The El Nino weather pattern, associated with weak rains, may be a big risk ahead as it would impact India’s agricultural output. Citigroup estimates that below average rainfall in the
June-September monsoon could shave 0.50-0.90 percentage points off India’s economic growth forecast and lead to a spike in consumer inflation.
4) The best performers in the current rally are the ones that are farthest from economic fundamentals. Over the last month, PSU banks have rallied 21 per cent, while infra stocks are up8 per cent as compared to a 5 per cent rise in the broader Nifty. Many penny stocks have made a strong comeback.
We are not sure if the re-rating, seen in several sectors, is really justified. In particular, we have reservations about PSU banks and cement stocks, where fundamentals still look extremely weak.

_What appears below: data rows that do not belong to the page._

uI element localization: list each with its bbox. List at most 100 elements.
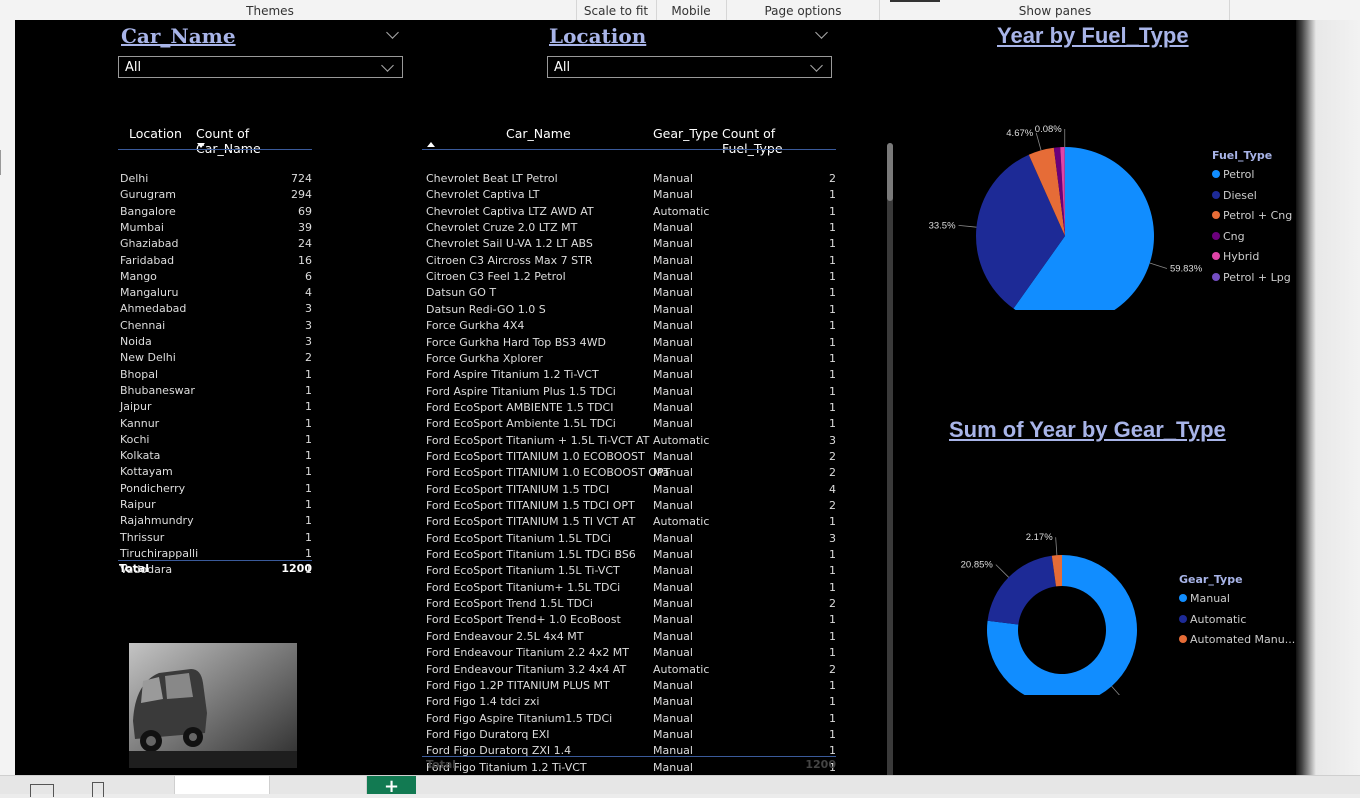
- table-row[interactable]: Force Gurkha XplorerManual1: [422, 351, 836, 367]
- table-row[interactable]: Datsun Redi-GO 1.0 SManual1: [422, 302, 836, 318]
- table-row[interactable]: Ford EcoSport Titanium + 1.5L Ti-VCT ATA…: [422, 433, 836, 449]
- table-row[interactable]: Ford Endeavour Titanium 3.2 4x4 ATAutoma…: [422, 662, 836, 678]
- table-row[interactable]: Ahmedabad3: [118, 301, 312, 317]
- table-row[interactable]: Bhubaneswar1: [118, 383, 312, 399]
- legend-item[interactable]: Automated Manu...: [1179, 632, 1295, 653]
- table-row[interactable]: Force Gurkha 4X4Manual1: [422, 318, 836, 334]
- table-row[interactable]: Datsun GO TManual1: [422, 285, 836, 301]
- table-row[interactable]: Thrissur1: [118, 530, 312, 546]
- table-row[interactable]: Ford EcoSport TITANIUM 1.5 TI VCT ATAuto…: [422, 514, 836, 530]
- legend-item[interactable]: Diesel: [1212, 188, 1292, 209]
- table-row[interactable]: Chennai3: [118, 318, 312, 334]
- legend-item[interactable]: Petrol + Cng: [1212, 208, 1292, 229]
- table-row[interactable]: Mangaluru4: [118, 285, 312, 301]
- location-dropdown[interactable]: All: [547, 56, 832, 78]
- count-car-name-column-header[interactable]: Count of Car_Name: [196, 126, 314, 156]
- table-row[interactable]: Ford EcoSport Trend+ 1.0 EcoBoostManual1: [422, 612, 836, 628]
- table-row[interactable]: Gurugram294: [118, 187, 312, 203]
- table-row[interactable]: Chevrolet Captiva LTManual1: [422, 187, 836, 203]
- table-row[interactable]: Ford EcoSport Titanium+ 1.5L TDCiManual1: [422, 580, 836, 596]
- fuel-pie-chart[interactable]: 59.83%33.5%4.67%0.08%: [910, 100, 1210, 310]
- car-photo-illustration: [129, 643, 297, 768]
- table-row[interactable]: Ford EcoSport TITANIUM 1.0 ECOBOOSTManua…: [422, 449, 836, 465]
- table-row[interactable]: Citroen C3 Aircross Max 7 STRManual1: [422, 253, 836, 269]
- legend-item[interactable]: Hybrid: [1212, 249, 1292, 270]
- add-page-button[interactable]: +: [367, 776, 416, 794]
- fuel-legend: Fuel_Type PetrolDieselPetrol + CngCngHyb…: [1212, 149, 1292, 290]
- scrollbar-thumb[interactable]: [887, 143, 893, 201]
- table-row[interactable]: Kolkata1: [118, 448, 312, 464]
- table-row[interactable]: Ford EcoSport TITANIUM 1.0 ECOBOOST OPTM…: [422, 465, 836, 481]
- table-row[interactable]: Chevrolet Beat LT PetrolManual2: [422, 171, 836, 187]
- gear-type-column-header[interactable]: Gear_Type: [653, 126, 718, 141]
- legend-item[interactable]: Petrol + Lpg: [1212, 270, 1292, 291]
- table-row[interactable]: Bhopal1: [118, 367, 312, 383]
- page-tab[interactable]: [270, 776, 367, 794]
- count-fuel-type-column-header[interactable]: Count of Fuel_Type: [722, 126, 837, 156]
- table-row[interactable]: Ford EcoSport TITANIUM 1.5 TDCIManual4: [422, 482, 836, 498]
- themes-button[interactable]: Themes: [200, 2, 340, 20]
- table-row[interactable]: Raipur1: [118, 497, 312, 513]
- table-row[interactable]: Kottayam1: [118, 464, 312, 480]
- collapse-handle[interactable]: [0, 150, 4, 175]
- table-row[interactable]: Ford EcoSport Titanium 1.5L Ti-VCTManual…: [422, 563, 836, 579]
- table-row[interactable]: Ford EcoSport Titanium 1.5L TDCiManual3: [422, 531, 836, 547]
- table-row[interactable]: Chevrolet Cruze 2.0 LTZ MTManual1: [422, 220, 836, 236]
- chevron-down-icon[interactable]: [815, 26, 828, 39]
- table-row[interactable]: Ford Figo 1.2P TITANIUM PLUS MTManual1: [422, 678, 836, 694]
- legend-item[interactable]: Petrol: [1212, 167, 1292, 188]
- page-options-button[interactable]: Page options: [740, 2, 866, 20]
- location-column-header[interactable]: Location: [129, 126, 182, 141]
- show-panes-button[interactable]: Show panes: [990, 2, 1120, 20]
- table-row[interactable]: Ford Endeavour 2.5L 4x4 MTManual1: [422, 629, 836, 645]
- table-row[interactable]: Kannur1: [118, 416, 312, 432]
- count-cell: 724: [248, 171, 312, 187]
- table-row[interactable]: Bangalore69: [118, 204, 312, 220]
- table-row[interactable]: Ford EcoSport Trend 1.5L TDCiManual2: [422, 596, 836, 612]
- table-row[interactable]: Chevrolet Captiva LTZ AWD ATAutomatic1: [422, 204, 836, 220]
- car-name-dropdown[interactable]: All: [118, 56, 403, 78]
- legend-item[interactable]: Cng: [1212, 229, 1292, 250]
- table-row[interactable]: Delhi724: [118, 171, 312, 187]
- table-row[interactable]: Rajahmundry1: [118, 513, 312, 529]
- scale-to-fit-button[interactable]: Scale to fit: [578, 2, 654, 20]
- gear-legend: Gear_Type ManualAutomaticAutomated Manu.…: [1179, 573, 1295, 653]
- table-row[interactable]: New Delhi2: [118, 350, 312, 366]
- table-row[interactable]: Ford EcoSport AMBIENTE 1.5 TDCIManual1: [422, 400, 836, 416]
- table-row[interactable]: Faridabad16: [118, 253, 312, 269]
- table-row[interactable]: Mumbai39: [118, 220, 312, 236]
- count-cell: 4: [248, 285, 312, 301]
- count-cell: 1: [248, 432, 312, 448]
- gear-donut-chart[interactable]: 76.98%20.85%2.17%: [905, 510, 1205, 695]
- table-row[interactable]: Jaipur1: [118, 399, 312, 415]
- table-row[interactable]: Chevrolet Sail U-VA 1.2 LT ABSManual1: [422, 236, 836, 252]
- mobile-button[interactable]: Mobile: [660, 2, 722, 20]
- table-row[interactable]: Ford EcoSport TITANIUM 1.5 TDCI OPTManua…: [422, 498, 836, 514]
- slice-automatic[interactable]: [988, 556, 1056, 625]
- data-label: 4.67%: [1006, 128, 1033, 139]
- chevron-down-icon[interactable]: [386, 26, 399, 39]
- table-row[interactable]: Ford Endeavour Titanium 2.2 4x2 MTManual…: [422, 645, 836, 661]
- legend-item[interactable]: Automatic: [1179, 612, 1295, 633]
- table-row[interactable]: Ford EcoSport Ambiente 1.5L TDCiManual1: [422, 416, 836, 432]
- car-table-scrollbar[interactable]: [887, 143, 893, 791]
- table-row[interactable]: Citroen C3 Feel 1.2 PetrolManual1: [422, 269, 836, 285]
- table-row[interactable]: Force Gurkha Hard Top BS3 4WDManual1: [422, 335, 836, 351]
- legend-item[interactable]: Manual: [1179, 591, 1295, 612]
- table-row[interactable]: Ford Figo Duratorq EXIManual1: [422, 727, 836, 743]
- table-row[interactable]: Noida3: [118, 334, 312, 350]
- table-row[interactable]: Ghaziabad24: [118, 236, 312, 252]
- table-row[interactable]: Ford Aspire Titanium 1.2 Ti-VCTManual1: [422, 367, 836, 383]
- table-row[interactable]: Mango6: [118, 269, 312, 285]
- location-cell: Faridabad: [120, 253, 174, 269]
- page-tab[interactable]: [175, 776, 270, 794]
- table-row[interactable]: Ford Aspire Titanium Plus 1.5 TDCiManual…: [422, 384, 836, 400]
- car-name-cell: Ford EcoSport TITANIUM 1.5 TDCI: [426, 482, 609, 498]
- table-row[interactable]: Ford Figo Aspire Titanium1.5 TDCiManual1: [422, 711, 836, 727]
- car-name-slicer-title: Car_Name: [121, 24, 236, 48]
- table-row[interactable]: Kochi1: [118, 432, 312, 448]
- table-row[interactable]: Ford EcoSport Titanium 1.5L TDCi BS6Manu…: [422, 547, 836, 563]
- car-name-column-header[interactable]: Car_Name: [506, 126, 571, 141]
- table-row[interactable]: Ford Figo 1.4 tdci zxiManual1: [422, 694, 836, 710]
- table-row[interactable]: Pondicherry1: [118, 481, 312, 497]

It almost seems like there is no differentiation among stocks, Kotak’s Sanjeev Prasad says.
5) Finally, through the rally, domestic institutional investors have been net sellers (they were net buyers in February 2014 and in August 2013 before that). Retail investors also seem to have missed the bus. It’s FIIs who are driving this rally, as always. And even a whiff of adverse news, domestic or external, could see the FII tap dry quickly.